By: Alan W. Houseman and Linda E. Perle. Published by: Center for Law and Social Policy (CLASP). Published in December 2013.
The program to provide legal services to the poor has never been without controversy. Depending on the how the political winds have blown, support for legal services in the United States has waxed and waned. Regardless of politics, however, the legal aid program has a long history of effective representation of low-income persons and has achieved many significant results for the low-income community from the courts, administrative agencies, and legislative bodies. With the addition of federal funding more than 40 years ago, the legal assistance program has expanded access to legal representation throughout the country and provided significant relief to millions of low-income and vulnerable persons. Without the civil legal assistance program, there would be virtually no access to civil justice for low-income persons in the United States, and the goal of equal justice for all would be only a distant dream. Although equal access to justice is far from complete, the legal services program provides vital legal assistance to our nation’s low-income community.

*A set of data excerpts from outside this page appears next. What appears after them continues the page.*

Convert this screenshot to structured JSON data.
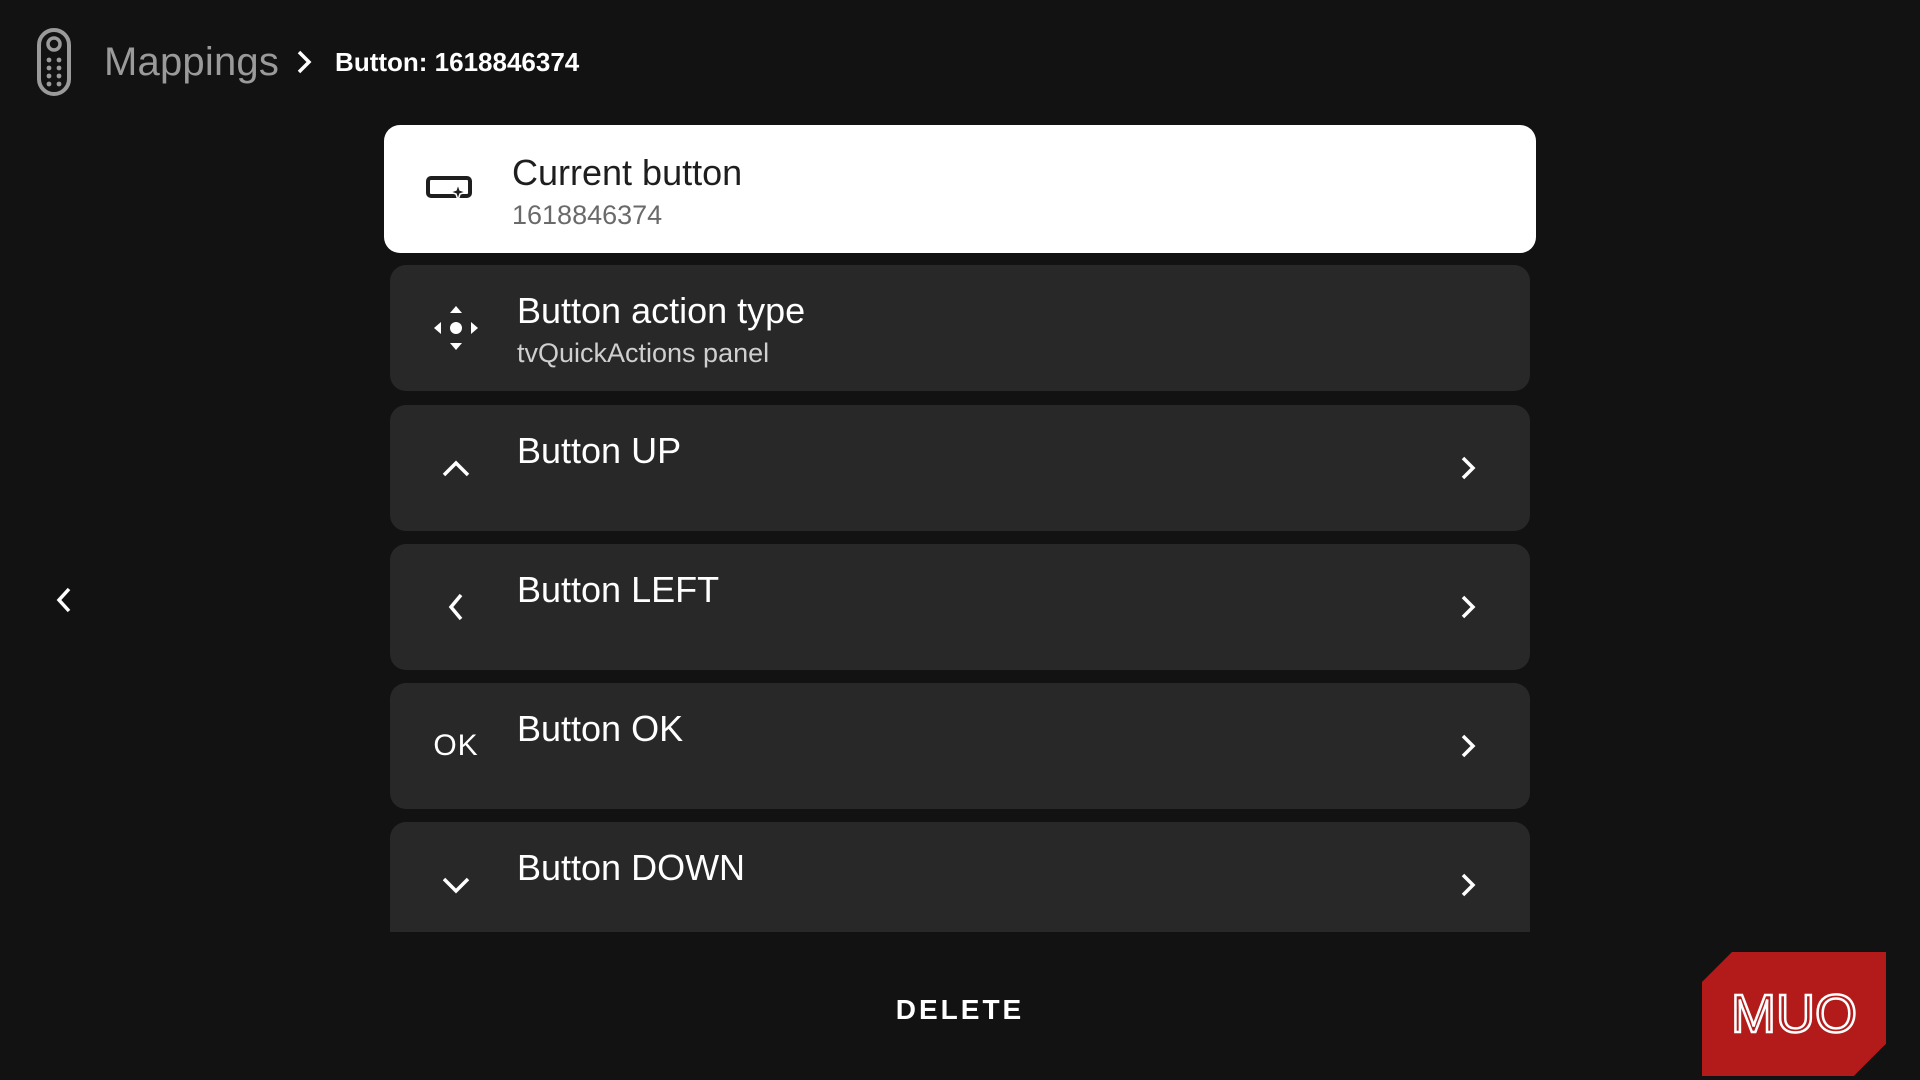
{
  "breadcrumb": {
    "root": "Mappings",
    "current": "Button: 1618846374"
  },
  "items": [
    {
      "title": "Current button",
      "subtitle": "1618846374",
      "icon": "remote-button-icon",
      "focused": true
    },
    {
      "title": "Button action type",
      "subtitle": "tvQuickActions panel",
      "icon": "dpad-icon"
    },
    {
      "title": "Button UP",
      "icon": "chevron-up-icon"
    },
    {
      "title": "Button LEFT",
      "icon": "chevron-left-icon"
    },
    {
      "title": "Button OK",
      "icon_text": "OK"
    },
    {
      "title": "Button DOWN",
      "icon": "chevron-down-icon"
    }
  ],
  "delete_label": "DELETE",
  "watermark": "MUO",
  "colors": {
    "background": "#121212",
    "card": "#282828",
    "focused_card": "#ffffff",
    "watermark": "#b31b1b"
  }
}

The Center for Law and Social Policy (CLASP) has prepared this brief history of civil legal assistance for the low-income community in the United States, from its privately funded beginnings, through its achievement of federal funding, to its expansion and growth into a national program operating throughout the United States, Puerto Rico, and former U.S. territories in the South Pacific. We also describe some of the political battles that have been fought around the legal services program and the restrictions that have come with government funding. We conclude with some brief thoughts about the future.